While this town has found itself shoved into the spotlight with its ongoing actions against our neighbours who live outside since the chicken shit dump, it must be said that all these approaches taken by the city have been happening for decades.
The people living on the streets and in the bushes and alleys of Abbotsford represent a vast spectrum of narratives. Those who have found themselves roofless have included nurses, truck drivers, artists, pharmacists, social workers, welders and mechanics. There are grandmas and grandpas, mothers and fathers, prodigal sons and estranged daughters.
A predominant constant for most people who sleep on concrete beds is they are outside due to circumstances beyond their control that have cast them into a painful existence. They, like you and I, long to be loved and accepted, to be a part of a community in which healing can occur.
Over the past eight months, the eyes and ears of many in Abbotsford have been opened to the harsh existence of people living outside right here in our own backyards. Public awareness and support has grown exponentially for the homeless in Abbotsford since then.
Abbottsford homeless camp. Photo: Pivot Legal Society.
Sadly, this fact seems lost on the half of our civic leaders who voted against the BC Housing/ACS rezoning application on February 17. This rezoning was and is necessary to bring to life a desperately needed supported housing initiative that would have used the housing-first model, which contends that until a person’s housing and basic needs are met, they cannot address other issues such as mental health and substance misuse.
It is not a completely bleak landscape in Abbotsford, though. There have been some valuable responses to the needs of those on the streets such as the Firth Residence operated by Elizabeth Fry Society, the Christine Lamb residence operated by Women’s Resource Society of the Fraser Valley, the expansion of the Kinghaven Addiction Centre and the recovery house regulations adopted by the City of Abbotsford, to name a few.

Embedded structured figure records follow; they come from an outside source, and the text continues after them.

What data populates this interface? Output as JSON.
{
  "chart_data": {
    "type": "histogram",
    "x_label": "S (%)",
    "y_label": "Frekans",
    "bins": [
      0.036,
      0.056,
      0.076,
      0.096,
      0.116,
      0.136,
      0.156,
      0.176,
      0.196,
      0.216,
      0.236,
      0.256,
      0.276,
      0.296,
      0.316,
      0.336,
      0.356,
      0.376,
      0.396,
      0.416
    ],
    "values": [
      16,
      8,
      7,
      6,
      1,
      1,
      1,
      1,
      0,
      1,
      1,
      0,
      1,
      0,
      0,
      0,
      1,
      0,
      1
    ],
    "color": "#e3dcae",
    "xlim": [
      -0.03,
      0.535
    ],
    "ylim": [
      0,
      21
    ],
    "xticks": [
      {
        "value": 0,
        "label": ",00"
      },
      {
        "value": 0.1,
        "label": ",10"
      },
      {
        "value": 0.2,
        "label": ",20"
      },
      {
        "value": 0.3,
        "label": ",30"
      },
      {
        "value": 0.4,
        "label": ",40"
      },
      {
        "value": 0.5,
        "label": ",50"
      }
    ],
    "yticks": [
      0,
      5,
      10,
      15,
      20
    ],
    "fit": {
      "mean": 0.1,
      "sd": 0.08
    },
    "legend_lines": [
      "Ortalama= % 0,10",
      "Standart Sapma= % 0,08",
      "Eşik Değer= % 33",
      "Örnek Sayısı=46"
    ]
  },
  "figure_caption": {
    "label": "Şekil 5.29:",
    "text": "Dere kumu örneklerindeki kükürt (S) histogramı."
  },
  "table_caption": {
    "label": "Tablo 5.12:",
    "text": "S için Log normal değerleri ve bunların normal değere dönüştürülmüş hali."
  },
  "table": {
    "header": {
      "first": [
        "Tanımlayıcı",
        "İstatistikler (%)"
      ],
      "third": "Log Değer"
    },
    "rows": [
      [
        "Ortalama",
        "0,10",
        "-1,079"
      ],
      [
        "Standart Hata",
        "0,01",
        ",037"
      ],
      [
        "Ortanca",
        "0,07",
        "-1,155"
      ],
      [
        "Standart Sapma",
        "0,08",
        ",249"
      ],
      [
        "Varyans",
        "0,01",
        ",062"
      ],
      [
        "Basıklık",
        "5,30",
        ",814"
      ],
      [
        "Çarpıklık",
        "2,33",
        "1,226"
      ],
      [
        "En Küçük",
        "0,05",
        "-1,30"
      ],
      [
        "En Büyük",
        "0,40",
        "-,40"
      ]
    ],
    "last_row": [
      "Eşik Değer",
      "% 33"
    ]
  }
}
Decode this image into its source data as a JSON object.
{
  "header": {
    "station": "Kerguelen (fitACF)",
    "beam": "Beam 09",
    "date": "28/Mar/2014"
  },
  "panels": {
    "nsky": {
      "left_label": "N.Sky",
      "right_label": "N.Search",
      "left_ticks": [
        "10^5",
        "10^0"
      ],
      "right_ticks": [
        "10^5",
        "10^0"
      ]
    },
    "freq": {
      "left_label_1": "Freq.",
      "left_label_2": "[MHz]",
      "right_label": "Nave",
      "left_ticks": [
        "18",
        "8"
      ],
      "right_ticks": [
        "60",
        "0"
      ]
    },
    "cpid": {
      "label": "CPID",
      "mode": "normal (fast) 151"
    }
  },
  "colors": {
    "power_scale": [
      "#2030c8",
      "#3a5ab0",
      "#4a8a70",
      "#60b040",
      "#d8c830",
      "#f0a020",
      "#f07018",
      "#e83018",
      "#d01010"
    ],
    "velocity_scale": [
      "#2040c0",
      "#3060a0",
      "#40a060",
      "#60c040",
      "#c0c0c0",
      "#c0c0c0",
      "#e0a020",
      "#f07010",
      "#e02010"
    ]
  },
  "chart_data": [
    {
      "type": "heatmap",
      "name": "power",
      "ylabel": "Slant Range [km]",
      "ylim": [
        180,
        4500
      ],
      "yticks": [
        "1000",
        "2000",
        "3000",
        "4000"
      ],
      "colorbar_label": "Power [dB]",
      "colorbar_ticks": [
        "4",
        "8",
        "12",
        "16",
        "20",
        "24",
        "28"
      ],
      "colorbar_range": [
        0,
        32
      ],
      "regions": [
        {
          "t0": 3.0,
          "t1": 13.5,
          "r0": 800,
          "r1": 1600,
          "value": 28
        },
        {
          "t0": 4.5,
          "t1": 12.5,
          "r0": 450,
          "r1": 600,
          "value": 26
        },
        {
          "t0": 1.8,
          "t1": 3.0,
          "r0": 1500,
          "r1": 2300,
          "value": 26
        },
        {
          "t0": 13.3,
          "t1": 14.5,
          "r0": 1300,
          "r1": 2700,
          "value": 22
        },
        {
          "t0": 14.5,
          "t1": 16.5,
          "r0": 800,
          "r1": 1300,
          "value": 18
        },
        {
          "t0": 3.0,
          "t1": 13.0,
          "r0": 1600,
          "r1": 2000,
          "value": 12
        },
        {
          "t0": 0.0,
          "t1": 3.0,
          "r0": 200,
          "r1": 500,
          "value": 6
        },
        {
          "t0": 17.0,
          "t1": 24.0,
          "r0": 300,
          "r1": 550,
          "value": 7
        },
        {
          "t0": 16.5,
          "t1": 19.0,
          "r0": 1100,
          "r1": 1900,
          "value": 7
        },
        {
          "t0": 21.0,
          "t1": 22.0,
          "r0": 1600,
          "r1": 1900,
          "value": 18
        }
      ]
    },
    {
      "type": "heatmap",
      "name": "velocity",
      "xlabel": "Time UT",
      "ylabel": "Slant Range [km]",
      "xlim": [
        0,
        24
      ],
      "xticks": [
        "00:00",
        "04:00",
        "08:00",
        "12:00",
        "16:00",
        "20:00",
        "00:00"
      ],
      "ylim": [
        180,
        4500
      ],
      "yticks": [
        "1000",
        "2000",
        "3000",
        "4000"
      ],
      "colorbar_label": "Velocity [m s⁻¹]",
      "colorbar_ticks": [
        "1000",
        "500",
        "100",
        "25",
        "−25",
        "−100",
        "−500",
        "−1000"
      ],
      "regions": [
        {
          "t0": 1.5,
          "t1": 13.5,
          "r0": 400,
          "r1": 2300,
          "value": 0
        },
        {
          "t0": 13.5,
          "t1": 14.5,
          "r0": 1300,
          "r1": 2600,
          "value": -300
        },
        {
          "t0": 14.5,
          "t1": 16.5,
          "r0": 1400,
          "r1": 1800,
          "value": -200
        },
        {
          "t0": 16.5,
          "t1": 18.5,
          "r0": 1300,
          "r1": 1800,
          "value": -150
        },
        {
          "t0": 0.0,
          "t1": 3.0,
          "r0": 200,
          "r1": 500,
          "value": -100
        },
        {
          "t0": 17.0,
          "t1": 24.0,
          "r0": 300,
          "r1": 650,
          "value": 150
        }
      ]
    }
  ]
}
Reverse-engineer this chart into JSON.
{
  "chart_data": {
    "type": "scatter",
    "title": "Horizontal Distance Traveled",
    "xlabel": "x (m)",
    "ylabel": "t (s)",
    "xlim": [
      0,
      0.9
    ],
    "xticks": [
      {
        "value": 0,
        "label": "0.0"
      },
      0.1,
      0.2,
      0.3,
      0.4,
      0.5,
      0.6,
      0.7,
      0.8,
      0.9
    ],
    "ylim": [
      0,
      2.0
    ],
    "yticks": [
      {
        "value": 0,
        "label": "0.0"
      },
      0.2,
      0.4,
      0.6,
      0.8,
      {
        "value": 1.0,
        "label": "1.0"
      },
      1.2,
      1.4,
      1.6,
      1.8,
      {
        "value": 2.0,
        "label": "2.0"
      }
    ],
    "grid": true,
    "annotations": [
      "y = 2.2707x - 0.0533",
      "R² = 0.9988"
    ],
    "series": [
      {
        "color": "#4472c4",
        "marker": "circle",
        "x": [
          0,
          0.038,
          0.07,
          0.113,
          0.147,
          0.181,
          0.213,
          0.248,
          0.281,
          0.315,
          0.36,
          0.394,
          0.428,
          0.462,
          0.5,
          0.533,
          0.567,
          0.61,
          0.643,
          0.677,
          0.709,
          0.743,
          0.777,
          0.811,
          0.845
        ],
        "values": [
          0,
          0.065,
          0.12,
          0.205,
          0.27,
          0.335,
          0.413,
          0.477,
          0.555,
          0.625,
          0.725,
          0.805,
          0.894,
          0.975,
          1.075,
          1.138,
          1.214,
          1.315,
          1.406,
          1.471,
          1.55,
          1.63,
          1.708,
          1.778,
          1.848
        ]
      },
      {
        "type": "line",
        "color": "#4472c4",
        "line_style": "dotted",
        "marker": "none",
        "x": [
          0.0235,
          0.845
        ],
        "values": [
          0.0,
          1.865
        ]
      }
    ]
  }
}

However, even these great strides are not enough to cover all needs. Many in our city still lack adequate access to washrooms, showers, laundry, a drop-in centre that is available when they need it, and, of course, housing options.
This recent decision from the City of Abbotsford is quite likely to leave a wake of destruction that will take some time to clean up. It is unlikely that BC Housing will be eager to work with Abbotsford anytime soon. We’ve lost millions of dollars that would have helped to rebuild hundreds of lives over the 60 years of funding that was tied to project. All the political foolishness aside, my hope is we can use the passion generated over the last several months for positive, lasting change.
We need to develop and create solutions that address the many complex issues that stand before us. We must purge our civic government and fill it with fresh minds that listen to its community on all issues in the coming election. We must be brave enough to take risks that are necessary for growth. I want a community centre for our friends open when they need it. I want public washrooms to be made available. I want dignity restored. And I want an apology for the violations the city perpetuates on homeless of this city.
Ward Draper is pastor and founder of The 5 and 2 Ministries in Abbotsford.